2. No one can simply attend any medical school in the world then apply for residency in the U.S. It doesn’t work that way. For a FMG to enter residency in the U.S., they have to attend a medical school that meets the standards and curriculum of U.S. medical schools(as determined by the LCME) and is approved by the U.S. Department of Education(USDE). If a school does not meet that standard, that graduate has to begin again if they want to practice in the U.S. That means from pre-med courses on. For a foreign school to receive such accreditation, it takes on average 10 years. For students to be able to take the USMLE and apply for residency, their school has to be listed in the Worldwide Directory of Medical Schools(WDOMS). So no, any foreign medical school graduate cannot stroll in off the street and become a medical resident in the U.S. They have to meet strict criteria.
3. Individual graduates decide where they want to practice, regardless of their citizenship. It is not yours nor anyone else’s place to tell them where that will be or should be.
4. Plenty of physicians who wished to practice primary care applied and did not match during this cycle. The NRMP needs a major overhaul because something stinks to high heaven.

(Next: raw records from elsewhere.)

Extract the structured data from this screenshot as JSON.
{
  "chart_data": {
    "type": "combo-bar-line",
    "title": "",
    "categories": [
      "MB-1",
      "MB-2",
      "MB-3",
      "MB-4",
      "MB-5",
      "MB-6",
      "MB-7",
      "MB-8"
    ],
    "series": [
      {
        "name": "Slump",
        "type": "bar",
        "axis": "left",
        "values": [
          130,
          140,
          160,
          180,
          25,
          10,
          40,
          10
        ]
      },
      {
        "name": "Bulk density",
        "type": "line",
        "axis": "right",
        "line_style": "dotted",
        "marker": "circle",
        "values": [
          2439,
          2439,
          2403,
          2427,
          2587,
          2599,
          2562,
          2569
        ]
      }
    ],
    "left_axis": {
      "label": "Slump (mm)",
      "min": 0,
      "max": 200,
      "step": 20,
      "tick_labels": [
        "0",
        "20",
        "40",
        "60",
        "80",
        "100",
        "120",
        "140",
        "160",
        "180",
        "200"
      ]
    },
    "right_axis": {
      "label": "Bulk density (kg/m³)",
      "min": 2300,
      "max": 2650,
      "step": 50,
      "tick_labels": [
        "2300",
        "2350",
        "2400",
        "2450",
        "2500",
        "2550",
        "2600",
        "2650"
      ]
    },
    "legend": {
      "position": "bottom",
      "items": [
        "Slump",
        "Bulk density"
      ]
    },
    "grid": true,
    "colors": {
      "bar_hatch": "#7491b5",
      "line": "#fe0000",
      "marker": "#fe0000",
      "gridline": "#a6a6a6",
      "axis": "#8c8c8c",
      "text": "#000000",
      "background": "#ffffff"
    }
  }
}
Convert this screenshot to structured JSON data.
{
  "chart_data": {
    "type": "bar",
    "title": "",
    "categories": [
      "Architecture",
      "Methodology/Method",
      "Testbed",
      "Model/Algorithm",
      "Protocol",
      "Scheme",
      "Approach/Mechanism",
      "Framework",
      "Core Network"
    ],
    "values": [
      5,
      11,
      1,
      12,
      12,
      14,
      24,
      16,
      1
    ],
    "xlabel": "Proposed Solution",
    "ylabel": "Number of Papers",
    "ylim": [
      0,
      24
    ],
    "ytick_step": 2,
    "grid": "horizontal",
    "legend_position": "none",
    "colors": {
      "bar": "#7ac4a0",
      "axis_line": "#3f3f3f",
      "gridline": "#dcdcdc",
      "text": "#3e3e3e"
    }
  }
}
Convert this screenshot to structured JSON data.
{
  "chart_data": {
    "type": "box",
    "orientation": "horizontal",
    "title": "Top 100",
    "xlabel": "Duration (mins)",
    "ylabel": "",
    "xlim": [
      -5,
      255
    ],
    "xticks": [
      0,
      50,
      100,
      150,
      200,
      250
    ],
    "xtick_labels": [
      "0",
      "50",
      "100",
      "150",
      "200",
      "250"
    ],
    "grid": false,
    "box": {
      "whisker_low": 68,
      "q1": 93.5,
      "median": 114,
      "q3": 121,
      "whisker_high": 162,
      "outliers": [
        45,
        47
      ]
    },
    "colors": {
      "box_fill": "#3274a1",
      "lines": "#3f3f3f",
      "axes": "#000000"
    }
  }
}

5. The grads who do not select wisely in the match pay the price. Hopefully, they will learn from their mistakes and choose better when they apply in the next cycle.
6. What we do not need is NPs/PAs, under the guise of a “physician gap”, filling slots meant for actual physicians. We can use not only U.S. grads to fill the gap, we can use IMGs and FMGs. They are all physicians.
7. Pressure your representative to support the Resident Physicians Shortage Reduction Act of 2021. It will open up more residency slots, mostly in primary care.